[JURIST] The Constitutional Court of Ukraine [official website] ruled Friday that a 2004 law that transferred powers from the presidency to parliament was unconstitutional, ordering the powers be restored to the president. The ruling invalidates the reforms [AP report] passed at the height of the Orange revolution [BBC timeline] and strengthens the presidency now held by pro-Moscow leader Viktor Yanukovych [official website, in Ukrainian; BBC profile], elected in February. The court ordered the country to revert immediately back to the 1996 constitution. The 2004 reforms had placed more a parliamentary republic. The president now will have the right to choose his own government [Reuters report], including having sole power to appoint cabinet members and the prime minister. On his official website, Yanukovych said [statement, in Ukrainian] the court’s decision was not surprising and vowed to enforce it:
Ukraine and society tired of living in those conditions that are dictated to us the changes to the Constitution of 2004. Because these changes were made hastily, in general the political moment, the reasons were clear conflicts in authority. … As guarantor of the constitution, I will take this decision, as would execute any other.

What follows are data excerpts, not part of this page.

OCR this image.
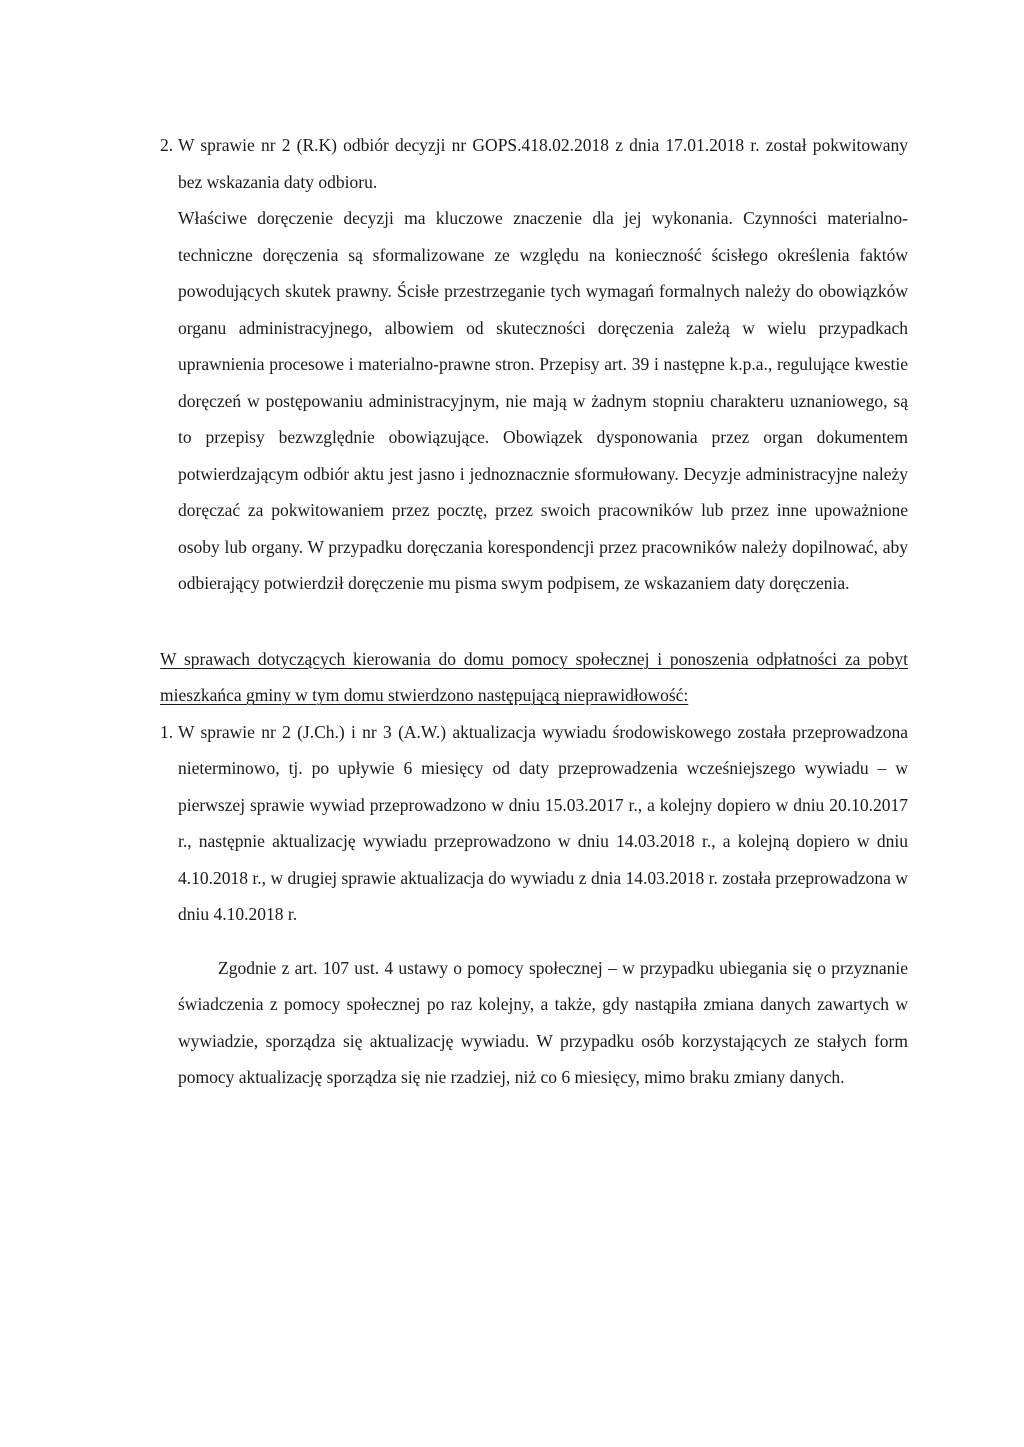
2. W sprawie nr 2 (R.K) odbiór decyzji nr GOPS.418.02.2018 z dnia 17.01.2018 r. został pokwitowany bez wskazania daty odbioru.

Właściwe doręczenie decyzji ma kluczowe znaczenie dla jej wykonania. Czynności materialno-techniczne doręczenia są sformalizowane ze względu na konieczność ścisłego określenia faktów powodujących skutek prawny. Ścisłe przestrzeganie tych wymagań formalnych należy do obowiązków organu administracyjnego, albowiem od skuteczności doręczenia zależą w wielu przypadkach uprawnienia procesowe i materialno-prawne stron. Przepisy art. 39 i następne k.p.a., regulujące kwestie doręczeń w postępowaniu administracyjnym, nie mają w żadnym stopniu charakteru uznaniowego, są to przepisy bezwzględnie obowiązujące. Obowiązek dysponowania przez organ dokumentem potwierdzającym odbiór aktu jest jasno i jednoznacznie sformułowany. Decyzje administracyjne należy doręczać za pokwitowaniem przez pocztę, przez swoich pracowników lub przez inne upoważnione osoby lub organy. W przypadku doręczania korespondencji przez pracowników należy dopilnować, aby odbierający potwierdził doręczenie mu pisma swym podpisem, ze wskazaniem daty doręczenia.

W sprawach dotyczących kierowania do domu pomocy społecznej i ponoszenia odpłatności za pobyt mieszkańca gminy w tym domu stwierdzono następującą nieprawidłowość:

1. W sprawie nr 2 (J.Ch.) i nr 3 (A.W.) aktualizacja wywiadu środowiskowego została przeprowadzona nieterminowo, tj. po upływie 6 miesięcy od daty przeprowadzenia wcześniejszego wywiadu – w pierwszej sprawie wywiad przeprowadzono w dniu 15.03.2017 r., a kolejny dopiero w dniu 20.10.2017 r., następnie aktualizację wywiadu przeprowadzono w dniu 14.03.2018 r., a kolejną dopiero w dniu 4.10.2018 r., w drugiej sprawie aktualizacja do wywiadu z dnia 14.03.2018 r. została przeprowadzona w dniu 4.10.2018 r.

Zgodnie z art. 107 ust. 4 ustawy o pomocy społecznej – w przypadku ubiegania się o przyznanie świadczenia z pomocy społecznej po raz kolejny, a także, gdy nastąpiła zmiana danych zawartych w wywiadzie, sporządza się aktualizację wywiadu. W przypadku osób korzystających ze stałych form pomocy aktualizację sporządza się nie rzadziej, niż co 6 miesięcy, mimo braku zmiany danych.
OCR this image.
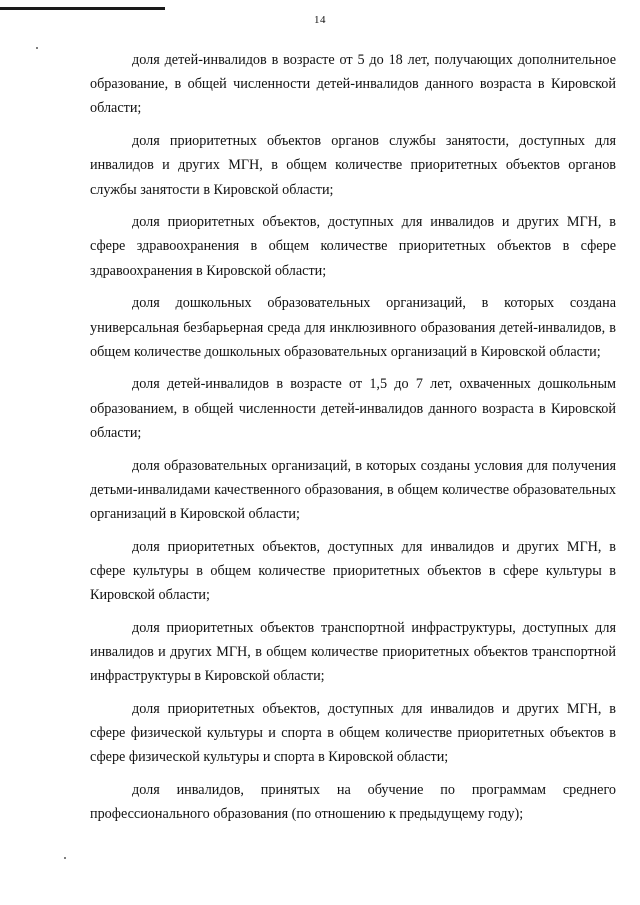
14

доля детей-инвалидов в возрасте от 5 до 18 лет, получающих дополнительное образование, в общей численности детей-инвалидов данного возраста в Кировской области;

доля приоритетных объектов органов службы занятости, доступных для инвалидов и других МГН, в общем количестве приоритетных объектов органов службы занятости в Кировской области;

доля приоритетных объектов, доступных для инвалидов и других МГН, в сфере здравоохранения в общем количестве приоритетных объектов в сфере здравоохранения в Кировской области;

доля дошкольных образовательных организаций, в которых создана универсальная безбарьерная среда для инклюзивного образования детей-инвалидов, в общем количестве дошкольных образовательных организаций в Кировской области;

доля детей-инвалидов в возрасте от 1,5 до 7 лет, охваченных дошкольным образованием, в общей численности детей-инвалидов данного возраста в Кировской области;

доля образовательных организаций, в которых созданы условия для получения детьми-инвалидами качественного образования, в общем количестве образовательных организаций в Кировской области;

доля приоритетных объектов, доступных для инвалидов и других МГН, в сфере культуры в общем количестве приоритетных объектов в сфере культуры в Кировской области;

доля приоритетных объектов транспортной инфраструктуры, доступных для инвалидов и других МГН, в общем количестве приоритетных объектов транспортной инфраструктуры в Кировской области;

доля приоритетных объектов, доступных для инвалидов и других МГН, в сфере физической культуры и спорта в общем количестве приоритетных объектов в сфере физической культуры и спорта в Кировской области;

доля инвалидов, принятых на обучение по программам среднего профессионального образования (по отношению к предыдущему году);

Opposition leader Yulia Tymoshenko criticized the court’s decision, calling it a move away from democracy and urging new presidential and parliamentary elections.
In February, Tymoshenko withdrew a lawsuit [JURIST reports] filed in the Supreme Administrative Court of Ukraine claiming that the country’s presidential election was corrupt. Tymoshenko dropped the suit claiming she would not receive a fair hearing in the court. The constitutional reforms were originally passed during the protests of 2004, known as the Orange Revolution in which Yanukovych lost to Viktor Yushchenko [BBC profile] in the controversial 2004 presidential election [JURIST report], the results of which were invalidated by the country’s Supreme Court [JURIST report] following fraud allegations. Yushchenko was sworn in as president [JURIST report] in January 2005 after winning a re-vote. Yushchenko reluctantly accepted Yanukovych as prime minister last June and the two have since clashed over parliamentary attempts to expand the cabinet’s power [JURIST reports] at the expense of the presidency.